Zero-shot learning (ZSL) is a technique that allows models to do this, so they can identify and classify new concepts without any labeled examples during training and handle tasks they weren't specifically trained for.

Suppose a model is trained to recognize animals but has never been taught about zebras in its training phase. With ZSL, the model could still figure out what a zebra is by using a description. But how?
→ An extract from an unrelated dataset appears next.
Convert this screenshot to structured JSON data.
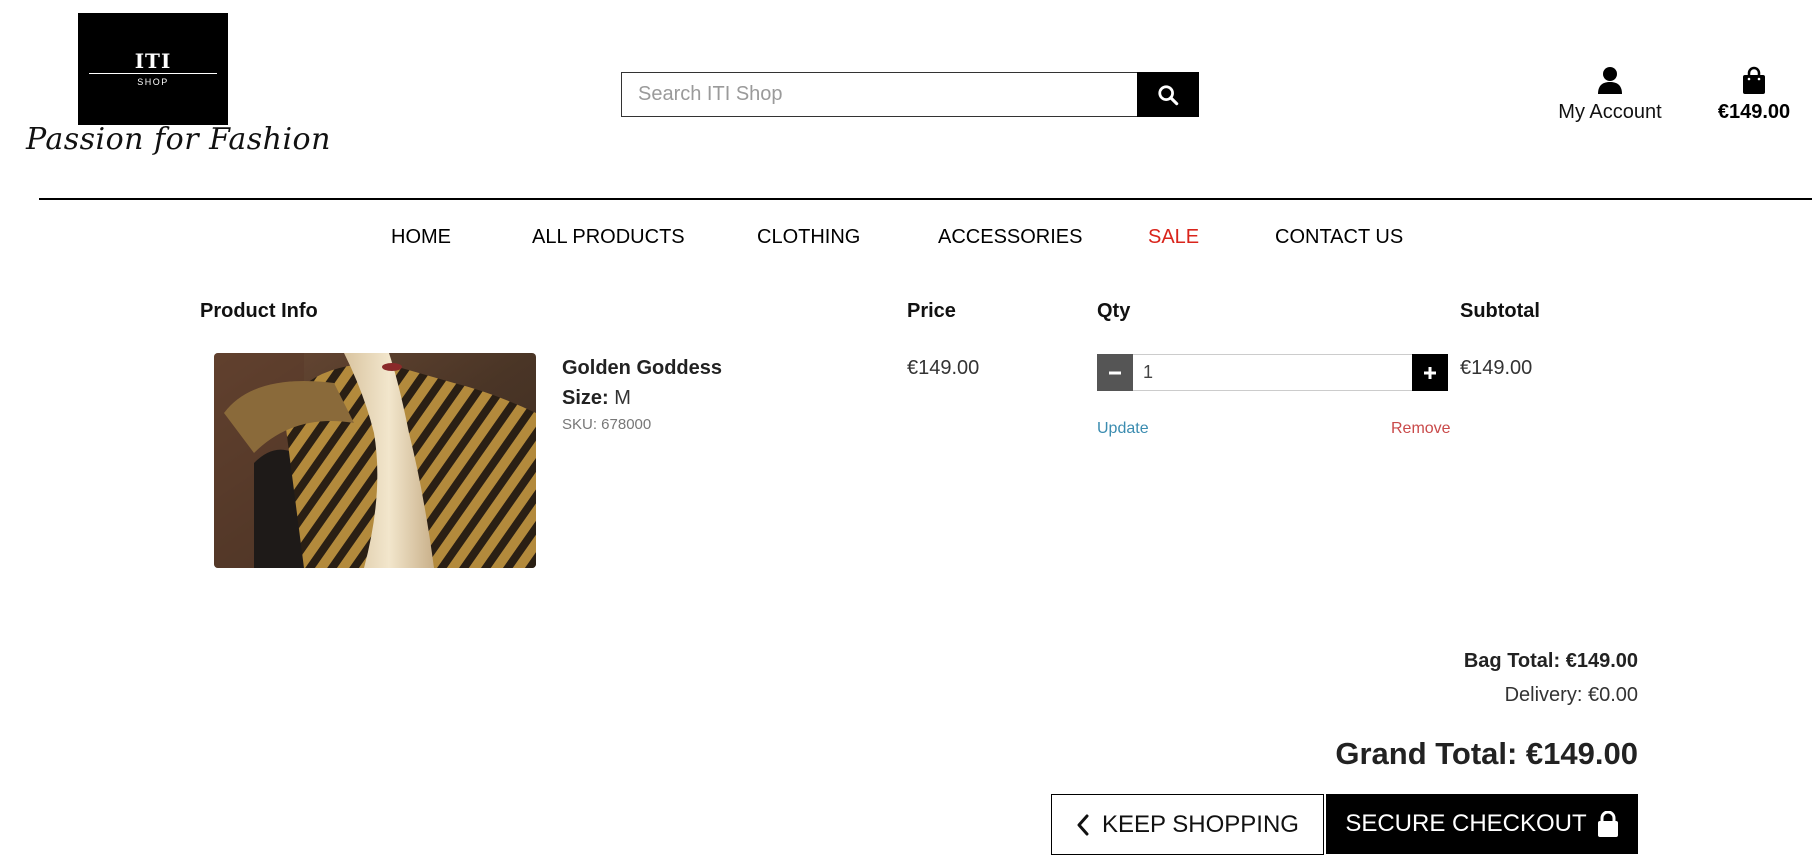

Allow me to simplify things a bit (we’ll get into more technical details in a bit) and let me explain:

  • The model knows about animals and their features, like "has four legs," "lives in the savanna," or "has stripes."
  • It’s given a new description: "A horse-like animal with black and white stripes living in African grasslands."
  • Using its understanding of animal attributes and the provided description, the model can deduce that the image likely represents a zebra, even though it has never seen one before.
  • The model makes this inference by connecting the dots between known animal characteristics and the new description.

How it works:

  • Leverages pre-trained knowledge from self-supervised learning.
  • Uses natural language prompts (instead of labeled data) to guide predictions.
  • Example: Asking an LLM "Is this movie review positive or negative?" without fine-tuning on sentiment data.
  • Key Techniques:
    • Prompt Engineering: Framing tasks as natural language questions (e.g., "Translate 'hello' to French: ___").
    • Semantic Embeddings: Mapping inputs and labels to a shared space (e.g., matching "cat" to an image of a cat using CLIP).
  • Example Models:
    • GPT-3 / ChatGPT (performs tasks via prompts).
    • CLIP (classifies images using text descriptions).

3 Level of using LLM

1. Prompt Engineering (No Coding Needed)

Use natural language instructions ("prompts") to guide LLMs (e.g., ChatGPT, Gemini).

  • Adjust prompts for better outputs (e.g., "Explain like I’m 5").
  • Use techniques like few-shot examples or chain-of-thought prompting.
  • Tools: ChatGPT, Claude, OpenAI Playground.
  • Best for: Quick tasks (Q&A, drafting emails).

2. Model Fine-Tuning (Moderate Technical Skill)

Customize a pre-trained LLM (e.g., GPT-3.5, LLaMA) with your data.

  • Train on domain-specific data (e.g., medical reports, legal contracts).
  • Requires labeled datasets and cloud GPUs.
  • Tools: OpenAI API, Hugging Face Transformers, LoRA.
  • Best for: Specialized tasks (customer support bots, niche content generation).

3. Build Your Own LLM (Advanced/Research)

Train an LLM from scratch (e.g., like GPT or Gemini).

  • Collect massive datasets (e.g., internet text).
  • Use frameworks like PyTorch/TensorFlow and thousands of GPUs/TPUs.
  • Tools: NVIDIA Megatron, Meta’s LLaMA codebase.
  • Best for: Companies/researchers pushing AI boundaries (e.g., OpenAI, Google DeepMind).